I have an idea that I've had bouncing around in my head for a long while, and want to flesh it out a bit. I call it Object-Oriented Politics, or Object-Oriented Political Theory. If this has been proposed before, I am unaware of it (but feel free to link me).
The idea I got from just basic programming theory. In programming (I'm no expert mind you) there are two major schools of thought - procedural programming and object oriented programming. With procedural programming everything is in a list and it runs to the end, and that is your program. But with object oriented programming you take an object, describe it, how it interacts and what it does, and then you run it in your program with other objects.
What if we took object-oriented programming and applied it to politics?
I propose that we reject the left-right spectrum, the 4 way compass, and horseshoe theory entirely. They are extremely limited and flawed. In their current form they are used by elites to limit political discussion, and it works. People are saying "rightist" and "leftist" and conflating everything within that dichotomy rather than seeing an idea for what it does or does not do. Instead of describing a political system or idea based on what it can or can not do effectively, or on its merits and flaws, it is simply boiled down to where it fits on the spectrum.
With Object Oriented Political Theory we treat a political idea or ideology like we would describe a program. Flaws are like bugs that either have to be worked around or fixed. Its strengths are what makes the program shine. It does or does not do something. This provides a logical structure that is simple to start and is scalable.
Instead of just describing a political idea by just giving some basics and sticking it on a severely limited and fallacious dichotomy (and arguing about whether it is a right or left wing idea), we have a means of describing something in detail, and possibly even account for bias simply for the fact that all you do is describe what it does and does not do. You would start with small things, and combine them to make larger things. This allows for one to describe simple concepts in simple statements, and then describe how a whole system works by combining them. This could also potentially give one a framework to check for problems.
This would also allow for modifications to a system to be described with ease. If a group or individual finds something that they either don't like or find it doesn't work, you can change it, put it back in the whole, and as you combine each individual idea you can test whether it all works, or if further modification is needed.
For example, let's examine some aspects of Communism. I'll give several basic statements, and combine them to make a whole idea. Then I can modify it and show it is still Communism.

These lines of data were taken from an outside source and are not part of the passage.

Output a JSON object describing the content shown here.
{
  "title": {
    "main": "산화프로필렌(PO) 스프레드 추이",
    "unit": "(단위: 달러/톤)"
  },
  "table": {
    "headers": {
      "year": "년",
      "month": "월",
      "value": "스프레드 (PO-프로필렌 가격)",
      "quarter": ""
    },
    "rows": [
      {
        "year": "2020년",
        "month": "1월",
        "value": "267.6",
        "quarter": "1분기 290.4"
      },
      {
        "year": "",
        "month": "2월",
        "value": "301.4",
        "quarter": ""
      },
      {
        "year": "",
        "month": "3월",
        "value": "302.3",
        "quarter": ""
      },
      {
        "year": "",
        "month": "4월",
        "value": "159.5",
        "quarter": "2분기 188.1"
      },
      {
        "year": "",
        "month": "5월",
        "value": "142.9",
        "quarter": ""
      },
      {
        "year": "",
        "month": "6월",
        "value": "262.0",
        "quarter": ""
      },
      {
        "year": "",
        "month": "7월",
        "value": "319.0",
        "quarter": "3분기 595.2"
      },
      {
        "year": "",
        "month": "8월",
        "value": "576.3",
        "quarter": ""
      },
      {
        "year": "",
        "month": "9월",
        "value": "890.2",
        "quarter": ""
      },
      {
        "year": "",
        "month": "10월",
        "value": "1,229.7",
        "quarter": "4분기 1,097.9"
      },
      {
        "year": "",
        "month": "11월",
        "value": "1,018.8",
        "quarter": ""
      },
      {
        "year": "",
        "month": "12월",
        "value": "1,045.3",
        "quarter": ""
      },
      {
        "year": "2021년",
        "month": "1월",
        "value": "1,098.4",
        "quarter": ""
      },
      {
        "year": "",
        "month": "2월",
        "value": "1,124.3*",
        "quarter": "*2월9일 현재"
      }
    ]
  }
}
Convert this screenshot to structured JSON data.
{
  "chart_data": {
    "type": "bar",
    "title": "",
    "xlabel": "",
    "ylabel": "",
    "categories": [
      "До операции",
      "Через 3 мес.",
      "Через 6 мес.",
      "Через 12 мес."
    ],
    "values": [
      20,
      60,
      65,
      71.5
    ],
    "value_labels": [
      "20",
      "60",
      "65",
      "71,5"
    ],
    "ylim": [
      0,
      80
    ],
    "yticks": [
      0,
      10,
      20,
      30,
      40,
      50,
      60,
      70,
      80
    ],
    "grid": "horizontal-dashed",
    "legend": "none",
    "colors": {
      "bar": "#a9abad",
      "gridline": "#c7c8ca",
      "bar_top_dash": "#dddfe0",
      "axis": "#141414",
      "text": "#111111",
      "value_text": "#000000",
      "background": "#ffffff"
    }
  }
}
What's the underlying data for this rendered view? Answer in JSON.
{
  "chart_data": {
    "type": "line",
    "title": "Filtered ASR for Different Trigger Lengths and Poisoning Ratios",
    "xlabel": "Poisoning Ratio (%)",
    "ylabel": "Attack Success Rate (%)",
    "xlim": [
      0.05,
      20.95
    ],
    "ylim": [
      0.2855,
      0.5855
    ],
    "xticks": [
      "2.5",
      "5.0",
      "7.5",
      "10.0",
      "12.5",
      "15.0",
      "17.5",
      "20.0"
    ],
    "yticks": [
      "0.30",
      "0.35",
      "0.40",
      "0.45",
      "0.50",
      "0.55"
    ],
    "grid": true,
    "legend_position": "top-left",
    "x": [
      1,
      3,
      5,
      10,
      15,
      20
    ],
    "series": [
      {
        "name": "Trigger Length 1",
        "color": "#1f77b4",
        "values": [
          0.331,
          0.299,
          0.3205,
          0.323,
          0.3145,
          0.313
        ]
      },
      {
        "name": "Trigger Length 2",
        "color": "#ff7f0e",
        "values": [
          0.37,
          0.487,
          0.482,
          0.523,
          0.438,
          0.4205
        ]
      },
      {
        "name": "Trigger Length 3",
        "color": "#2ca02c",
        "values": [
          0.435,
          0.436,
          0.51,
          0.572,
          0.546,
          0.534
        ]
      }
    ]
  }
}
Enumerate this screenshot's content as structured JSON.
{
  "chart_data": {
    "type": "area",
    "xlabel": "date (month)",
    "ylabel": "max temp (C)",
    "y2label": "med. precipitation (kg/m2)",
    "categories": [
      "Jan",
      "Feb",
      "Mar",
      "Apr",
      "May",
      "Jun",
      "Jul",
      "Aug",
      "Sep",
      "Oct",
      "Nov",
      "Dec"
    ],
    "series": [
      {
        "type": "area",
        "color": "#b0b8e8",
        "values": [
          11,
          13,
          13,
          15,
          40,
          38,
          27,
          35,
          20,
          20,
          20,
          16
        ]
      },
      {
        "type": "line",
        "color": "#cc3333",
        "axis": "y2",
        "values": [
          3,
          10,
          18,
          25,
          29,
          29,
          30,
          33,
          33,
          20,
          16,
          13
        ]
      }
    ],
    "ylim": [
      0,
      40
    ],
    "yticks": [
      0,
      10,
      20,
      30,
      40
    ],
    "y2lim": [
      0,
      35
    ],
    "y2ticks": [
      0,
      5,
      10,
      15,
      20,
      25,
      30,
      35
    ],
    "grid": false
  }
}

1 - All resources must be shared equally
2 - All individuals must contribute all produced resources to the collective resources
3 - All individuals are entitled to the same amount of produced resources as everyone else
4 - Social class does not exist
5 - Industry and cities should spread out so that the city is indistinguishable from the countryside
Now let's form some objects with these statements by combining them, and observing how they interact.
All individuals must contribute all produced resources to a shared pool of resources, that everyone is entitled to draw the same amount from. All individuals are the same, therefore all resources must be shared equally. All industry and cities should be spread out equally, and all resources should follow.
Now you can see a part of the whole of how Communism works. You have an object that can interact with other objects and form a whole program.
Instead of viewing it as a right-left issue, we now see it for what it does and doesn't do. I think something like this being pushed into mainstream political thought would be a good idea. It would encourage people to view things for what they are, and not just put them on a stupid spectrum. I get there is a need to simplify things. However, the current system of the spectrum (and the attempt to fix this with the compass) are flawed in how limited they are. This makes it so an idea is now simple, and at the same time complex. You can also see what makes a system good or bad, and have a foundation to explain why it is. You can either take corrective action, or refuse it entirely and provide specific reasons why inside of a system that - if accepted - is easily understood.
If you want a TL;DR, there is no TL;DR. This point is to not condense everything right away, and to encourage people to see something for what it is. This thread is not for you.